We'd seen rainbow eucalyptus trees and plantations of pineapple and sugar cane. We'd been to beaches where you couldn’t see another soul for as far as you could see. We'd even been on the slopes of several volcanos. But what came into view as we drove through the cloud forest in the north central mountains was more stunning than anything I had seen in a very long while.
We drove around a wide bend on the top of the mountain and there, below us, rolled a steep valley covered in coffee bushes shaded by banana trees. Mist fell into the deep ravine and a fine rain rained below us. Nestled at the bottom of the ravine sat a grass-roofed shack and just above it on the mountainside a spindly middle-aged man with a broad-brimmed straw hat swung a machete.
We pulled over and got out on the narrow stretch of road. I felt like I’d stepped into a National Geographic magazine.
The man was so far below us that we could not hear a sound he made. The land was so steep; I don’t know how he found a foothold to tend to the bushes. I walked to the edge to peer down and get a better view and noticed that I didn’t have to look far to see the bright red coffee beans. The round bushes grew all the way up the hillside to the edge of the road I was standing on. I picked a few of the shiny berries and put them in my pocket for a keepsake I knew would probably perish before I even got home. But, I couldn’t help myself. I love coffee.
I have roasted my own green beans in an old-fashioned popcorn popper—the kind you hold with a really long handle over an open fire. The smell of the roasting beans is rich and fragrant and when the heat gets high enough, the skins pop open. It sounds just like popcorn. You shake the pan until the popping stops and then open the pan and pour the popped beans into a big shallow bowl and take it outside into the wind. Then you swirl the bowl allowing the paper-thin skins to come to the surface and be blown away leaving only the dark-roasted coffee ready to be ground into something heaven sent.
Now, here I was looking down into a valley of coffee, in the rain, in the high mountains of one of my favorite coffee countries, Costa Rica.
I had a good friend who opened a little coffee shop near my home in The States. He traveled to countries in Central America where he purchased fair-trade coffee beans directly from the farmers. I was fortunate enough to be in on a coffee tasting he hosted when he first opened his shop and was mixing up his own special blend.
Little white cups of strong, black Joe lined the counter at the tasting. Each had simply a number before it and the idea was to rate each sample without knowing anything about its origin. After sampling probably twenty different cups, I chose my favorite. When the number were turned over I discovered I loved a Cost Rican coffee from the little town of Tirrazu.
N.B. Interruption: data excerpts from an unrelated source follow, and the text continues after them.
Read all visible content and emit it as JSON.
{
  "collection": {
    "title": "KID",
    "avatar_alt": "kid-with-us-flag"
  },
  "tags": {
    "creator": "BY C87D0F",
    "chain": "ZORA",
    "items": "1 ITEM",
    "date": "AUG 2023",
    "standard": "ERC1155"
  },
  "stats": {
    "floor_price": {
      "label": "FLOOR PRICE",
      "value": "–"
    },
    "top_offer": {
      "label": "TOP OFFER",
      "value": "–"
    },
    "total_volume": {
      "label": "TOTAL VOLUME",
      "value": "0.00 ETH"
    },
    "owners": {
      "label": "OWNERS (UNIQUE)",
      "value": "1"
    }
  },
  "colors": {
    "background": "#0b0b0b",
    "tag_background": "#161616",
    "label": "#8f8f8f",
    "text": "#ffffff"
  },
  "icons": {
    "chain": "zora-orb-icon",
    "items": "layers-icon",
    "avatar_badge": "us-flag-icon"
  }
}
Which brings me back to the mountainside and to my hungry belly.
Reluctantly, after soaking in as much of the view as humanly possible and taking pictures that could in no way do the scene justice, we climbed back in the car and made our way to a little lower elevation and a small town in search of a bite to eat. It was late afternoon and, though we were looking for a typical Costa Rican restaurant, the only thing we could find was Italian. It seemed a little odd in the rain forest and all, but we were thankful for a dry place to sit inside and get something to eat.
I ordered a plate of homemade pasta with ruby-red tomato sauce and a cup of local coffee. The waitress brought out a wooden stand with a linen bag hanging from it. She carefully poured ground coffee into the bag, put a small white mug underneath it, and poured hot water though the rich smelling beans. I watched and waited, enjoying the authenticity of the moment. When the cup was full, I pulled it from under the linen bag, added a little hot milk and raw, local sugar and sipped.
Oh, My!
What Joy!
I sipped again and savored the nutty, roasted flavor of the fresh beans.
I scarfed down the homemade ravioli and had a second cup of coffee, relaxing into a warm and satisfied feeling that seemed to envelope me.
When we rose from our little red-and-white-check covered table, I had to ask if I could buy a bag of the coffee I just savored.
You know where I am going with this by now, don’t you?
It was Tirrazu coffee, and I had some of the fresh beans still in my pocket!
I think maybe we get to request a copy of a little bit of earth when we get to Heaven. If that is true, the coffee plantation on the steep slopes of Tirrazu will be my pick!